题意:有一个最多六位数字的纸条,放在碎纸机上去粉碎,每次可以仍以切割任意数字下来,比如12345,在1,2,3,4,5之间的空挡都可以去切一刀,然后会得到几个数字,然后对这些数字取和,然后输出不大于所给目标数字的最大数字。例如第一个例子50 12346,50>1+2+34+6=43,如果有多个解输出rejected,如果没有解输出error,如果有解那么输出最大数字,并且输出所有碎片。
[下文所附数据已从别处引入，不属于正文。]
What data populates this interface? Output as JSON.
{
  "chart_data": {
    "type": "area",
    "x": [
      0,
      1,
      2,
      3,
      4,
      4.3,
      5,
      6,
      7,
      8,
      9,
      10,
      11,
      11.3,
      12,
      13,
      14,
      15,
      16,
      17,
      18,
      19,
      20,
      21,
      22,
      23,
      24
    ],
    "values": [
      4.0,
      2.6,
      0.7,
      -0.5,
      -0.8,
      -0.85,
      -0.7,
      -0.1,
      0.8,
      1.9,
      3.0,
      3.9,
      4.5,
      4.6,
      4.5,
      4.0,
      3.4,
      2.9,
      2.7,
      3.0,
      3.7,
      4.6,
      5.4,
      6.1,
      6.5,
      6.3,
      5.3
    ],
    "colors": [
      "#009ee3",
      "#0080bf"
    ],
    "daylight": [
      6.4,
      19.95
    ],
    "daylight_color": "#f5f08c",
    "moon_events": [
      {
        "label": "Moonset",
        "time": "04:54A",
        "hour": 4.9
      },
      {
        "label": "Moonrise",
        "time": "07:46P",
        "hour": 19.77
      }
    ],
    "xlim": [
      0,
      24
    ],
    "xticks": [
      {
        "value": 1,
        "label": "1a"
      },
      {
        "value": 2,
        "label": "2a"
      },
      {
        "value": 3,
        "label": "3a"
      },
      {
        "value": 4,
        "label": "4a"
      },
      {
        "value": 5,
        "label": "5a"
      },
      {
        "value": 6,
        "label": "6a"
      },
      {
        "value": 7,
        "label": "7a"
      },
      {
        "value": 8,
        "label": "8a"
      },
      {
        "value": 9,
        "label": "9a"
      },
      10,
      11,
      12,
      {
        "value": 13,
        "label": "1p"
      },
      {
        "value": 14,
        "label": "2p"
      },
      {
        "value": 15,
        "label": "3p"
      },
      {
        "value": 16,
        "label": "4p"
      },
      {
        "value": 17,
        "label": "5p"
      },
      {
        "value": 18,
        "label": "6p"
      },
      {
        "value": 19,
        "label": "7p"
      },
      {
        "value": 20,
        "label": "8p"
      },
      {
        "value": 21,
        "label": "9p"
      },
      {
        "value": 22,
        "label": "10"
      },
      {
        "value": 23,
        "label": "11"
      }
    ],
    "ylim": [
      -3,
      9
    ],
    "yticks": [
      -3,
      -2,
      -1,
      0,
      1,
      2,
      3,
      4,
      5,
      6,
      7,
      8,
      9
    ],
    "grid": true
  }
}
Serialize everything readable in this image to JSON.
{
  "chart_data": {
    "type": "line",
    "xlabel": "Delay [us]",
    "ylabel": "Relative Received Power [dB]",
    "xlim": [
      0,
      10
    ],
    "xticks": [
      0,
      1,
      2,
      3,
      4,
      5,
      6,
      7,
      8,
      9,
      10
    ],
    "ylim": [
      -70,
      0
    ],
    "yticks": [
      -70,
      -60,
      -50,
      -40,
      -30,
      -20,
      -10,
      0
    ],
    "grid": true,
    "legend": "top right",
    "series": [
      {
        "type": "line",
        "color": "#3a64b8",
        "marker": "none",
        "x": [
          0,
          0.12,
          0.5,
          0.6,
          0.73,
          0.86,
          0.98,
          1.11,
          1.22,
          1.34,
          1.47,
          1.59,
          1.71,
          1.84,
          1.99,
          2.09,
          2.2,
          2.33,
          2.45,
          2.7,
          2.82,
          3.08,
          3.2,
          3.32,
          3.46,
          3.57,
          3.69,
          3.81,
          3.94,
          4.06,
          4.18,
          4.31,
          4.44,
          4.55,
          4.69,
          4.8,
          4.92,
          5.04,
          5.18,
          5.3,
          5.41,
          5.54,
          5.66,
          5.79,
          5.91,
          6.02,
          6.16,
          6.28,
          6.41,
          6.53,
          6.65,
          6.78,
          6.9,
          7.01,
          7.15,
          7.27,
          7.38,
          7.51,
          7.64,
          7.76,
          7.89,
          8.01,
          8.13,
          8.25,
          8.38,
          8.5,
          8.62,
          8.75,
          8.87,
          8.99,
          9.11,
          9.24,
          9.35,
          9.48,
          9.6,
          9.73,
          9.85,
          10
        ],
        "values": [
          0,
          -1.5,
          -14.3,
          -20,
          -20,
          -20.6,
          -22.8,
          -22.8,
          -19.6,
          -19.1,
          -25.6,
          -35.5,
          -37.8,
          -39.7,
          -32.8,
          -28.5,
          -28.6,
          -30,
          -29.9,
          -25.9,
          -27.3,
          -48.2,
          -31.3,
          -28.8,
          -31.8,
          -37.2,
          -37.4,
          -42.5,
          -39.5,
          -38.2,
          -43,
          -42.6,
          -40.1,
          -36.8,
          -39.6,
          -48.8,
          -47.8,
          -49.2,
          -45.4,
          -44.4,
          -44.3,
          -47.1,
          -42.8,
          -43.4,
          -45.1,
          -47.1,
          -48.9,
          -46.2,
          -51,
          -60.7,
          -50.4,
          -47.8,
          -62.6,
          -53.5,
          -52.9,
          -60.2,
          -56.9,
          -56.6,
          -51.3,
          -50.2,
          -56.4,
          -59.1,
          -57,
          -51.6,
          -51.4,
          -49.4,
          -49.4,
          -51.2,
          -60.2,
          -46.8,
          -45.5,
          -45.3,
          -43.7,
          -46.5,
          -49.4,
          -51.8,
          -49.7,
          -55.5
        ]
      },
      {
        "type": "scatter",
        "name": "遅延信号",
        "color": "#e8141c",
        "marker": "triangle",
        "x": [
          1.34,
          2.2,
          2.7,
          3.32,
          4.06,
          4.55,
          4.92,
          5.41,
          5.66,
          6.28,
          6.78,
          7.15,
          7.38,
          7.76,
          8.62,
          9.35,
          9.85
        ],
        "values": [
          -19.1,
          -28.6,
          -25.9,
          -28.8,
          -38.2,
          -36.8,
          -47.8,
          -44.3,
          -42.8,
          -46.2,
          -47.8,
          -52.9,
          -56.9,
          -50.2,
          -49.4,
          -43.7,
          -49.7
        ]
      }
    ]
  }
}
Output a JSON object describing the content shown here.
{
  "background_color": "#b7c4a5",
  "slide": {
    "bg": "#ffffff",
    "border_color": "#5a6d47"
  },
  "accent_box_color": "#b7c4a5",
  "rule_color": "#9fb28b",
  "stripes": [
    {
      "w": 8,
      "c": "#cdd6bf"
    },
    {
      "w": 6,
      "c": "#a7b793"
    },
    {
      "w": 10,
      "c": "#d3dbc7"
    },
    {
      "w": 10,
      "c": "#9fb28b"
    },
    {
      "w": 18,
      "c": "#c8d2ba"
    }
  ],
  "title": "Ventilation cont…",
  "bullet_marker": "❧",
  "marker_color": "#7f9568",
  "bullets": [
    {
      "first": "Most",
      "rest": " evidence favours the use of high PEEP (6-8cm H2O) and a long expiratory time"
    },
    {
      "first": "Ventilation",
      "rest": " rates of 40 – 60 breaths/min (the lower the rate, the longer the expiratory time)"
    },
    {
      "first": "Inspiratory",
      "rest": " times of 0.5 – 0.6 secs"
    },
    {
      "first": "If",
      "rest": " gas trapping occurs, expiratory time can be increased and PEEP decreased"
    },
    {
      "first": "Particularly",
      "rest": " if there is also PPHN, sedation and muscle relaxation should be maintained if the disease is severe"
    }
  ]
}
想法:一共最多六个数字,那么就有五个空挡可以选择切还是不切,所以深搜每一种情况,然后纪录所有被切割的数字,可以适当加一点剪枝:如果当前要增加的碎片上的数加上已经加上的数大于目标数,那就没有必要继续了。
#include<stdio.h>
int target_num,num;
int cuted_num[7];
int ans_num[7];
int best_ans;
int num_of_best_ans;
int ans_cnt;
int Ans_num[7];
int cul(int x)
{
if(x == 0) return 1;
if(x == 1) return 10;
if(x == 2) return 100;
if(x == 3) return 1000;
if(x == 4) return 10000;
if(x == 5) return 100000;
if(x == 6) return 1000000;
}
void dfs(int cur_num, int len, int up_index, int down_index, int cnt)
{
if(cur_num > target_num) return;
if(down_index == len + 1){
if(cur_num > best_ans){
best_ans = cur_num;
ans_cnt = cnt - 1;
num_of_best_ans = 1;
for(int i = 1; i <= ans_cnt; ++i){
Ans_num[i] = ans_num[i];
}
}
else if(cur_num == best_ans){
num_of_best_ans = 2;
}
return;
}
int add_num = 0;
int EXP = 0;
for(int i = down_index; i >= up_index; --i){
add_num += cuted_num[i] * cul(EXP);
EXP++;
}
if(add_num + cur_num <= target_num){
ans_num[cnt] = add_num;
if(down_index == len){
dfs(cur_num + add_num, len, down_index + 1, down_index + 1, cnt + 1);
}
else{
dfs(cur_num + add_num, len, down_index + 1, down_index + 1, cnt + 1);
dfs(cur_num, len, up_index, down_index + 1, cnt);
}
}
}
int main()
{
while(~scanf("%d%d", &target_num, &num)){
if(target_num == 0 && num == 0) break;
if(target_num == num){
printf("%d %d\n", target_num, num);
continue;
}
int temp_num[7];
int pos = 0,len;
while(num){
temp_num[++pos] = num % 10;
num /= 10;
}
len = pos;
for(int i = 1;i <= len; ++i){
cuted_num[i] = temp_num[pos--];
}
num_of_best_ans = 0;
best_ans = -1;
dfs(0,len,1,1,1);
if(num_of_best_ans > 1) printf("rejected\n");
else if(num_of_best_ans == 1){
printf("%d", best_ans);
for(int i = 1; i <= ans_cnt; ++i){
printf(" %d", Ans_num[i]);
}
printf("\n");
}
else printf("error\n");
}
return 0;
}